In line with the practice of producing higher education statistics very slowly, DEEWR has recently put first semester 2009 enrolment figures on its website.
These show that the private providers are continuing to grow quickly. After taking out new institutions for comparative purposes, their overall enrolments are up 19% on first semester 2008, with commencing students up 22%. This is fast growth off a modest base, with total domestic enrolments now just over 40,000 and total international enrolments of just under 19,000. These figures understate the actual total, as only those institutions making FEE-HELP loans available to their students report enrolments. (Based on an inquiry, just to clarify that these institutions report all their students, not just FEE-HELP students. The point I was making is that there are a number of higher education providers that receive no Commonwealth money and report nothing to the Commonwealth.)

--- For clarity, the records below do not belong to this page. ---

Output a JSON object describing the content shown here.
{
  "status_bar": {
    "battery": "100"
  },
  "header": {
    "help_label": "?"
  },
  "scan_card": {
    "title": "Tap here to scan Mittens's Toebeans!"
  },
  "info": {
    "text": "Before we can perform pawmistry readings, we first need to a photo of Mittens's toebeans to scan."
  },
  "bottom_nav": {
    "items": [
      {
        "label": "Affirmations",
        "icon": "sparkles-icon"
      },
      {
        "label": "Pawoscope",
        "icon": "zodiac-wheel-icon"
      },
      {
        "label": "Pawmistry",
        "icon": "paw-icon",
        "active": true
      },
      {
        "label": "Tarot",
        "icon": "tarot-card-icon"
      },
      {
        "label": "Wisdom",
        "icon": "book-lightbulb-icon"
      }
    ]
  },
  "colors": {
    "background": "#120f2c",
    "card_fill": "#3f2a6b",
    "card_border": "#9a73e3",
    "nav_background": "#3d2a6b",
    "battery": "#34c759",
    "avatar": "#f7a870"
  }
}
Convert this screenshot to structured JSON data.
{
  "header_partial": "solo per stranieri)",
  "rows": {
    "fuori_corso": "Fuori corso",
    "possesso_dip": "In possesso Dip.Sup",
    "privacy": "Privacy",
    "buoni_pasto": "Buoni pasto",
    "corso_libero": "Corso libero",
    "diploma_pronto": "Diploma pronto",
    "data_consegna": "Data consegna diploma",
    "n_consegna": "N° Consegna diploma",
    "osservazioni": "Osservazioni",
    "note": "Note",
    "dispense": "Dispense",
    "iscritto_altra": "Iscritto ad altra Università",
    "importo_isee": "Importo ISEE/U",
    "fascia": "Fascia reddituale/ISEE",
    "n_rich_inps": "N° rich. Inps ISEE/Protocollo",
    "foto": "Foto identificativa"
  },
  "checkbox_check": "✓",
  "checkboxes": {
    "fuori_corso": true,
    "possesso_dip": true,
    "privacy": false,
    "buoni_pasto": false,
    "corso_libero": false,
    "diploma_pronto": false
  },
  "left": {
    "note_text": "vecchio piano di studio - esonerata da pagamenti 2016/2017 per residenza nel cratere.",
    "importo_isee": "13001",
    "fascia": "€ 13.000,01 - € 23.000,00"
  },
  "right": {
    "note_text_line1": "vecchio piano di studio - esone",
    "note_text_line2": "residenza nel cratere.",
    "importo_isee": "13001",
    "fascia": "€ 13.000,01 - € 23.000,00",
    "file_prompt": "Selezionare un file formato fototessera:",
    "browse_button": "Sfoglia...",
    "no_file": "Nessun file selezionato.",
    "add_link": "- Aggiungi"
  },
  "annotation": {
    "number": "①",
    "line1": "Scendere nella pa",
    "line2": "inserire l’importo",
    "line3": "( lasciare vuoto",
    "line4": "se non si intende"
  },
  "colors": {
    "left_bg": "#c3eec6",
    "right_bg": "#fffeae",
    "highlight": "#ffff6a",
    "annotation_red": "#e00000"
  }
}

Public universities are also growing, with their overall numbers up 5% to 919,000, and commencing students up 7%. The ‘pipeline’ effects of high commencements (ie most first years will be there for at least two more) help explain why the student subsidy bill is growing more quickly than forecast. It may also help explain why the government is reluctant to accept the Bradley report recommendation to include private provider students in the public subsidy system. Despite the current government’s anti-full-fee rhetoric, it is fiscally very convenient for them that tens of thousands of students are willing to forgo tuition subsidies.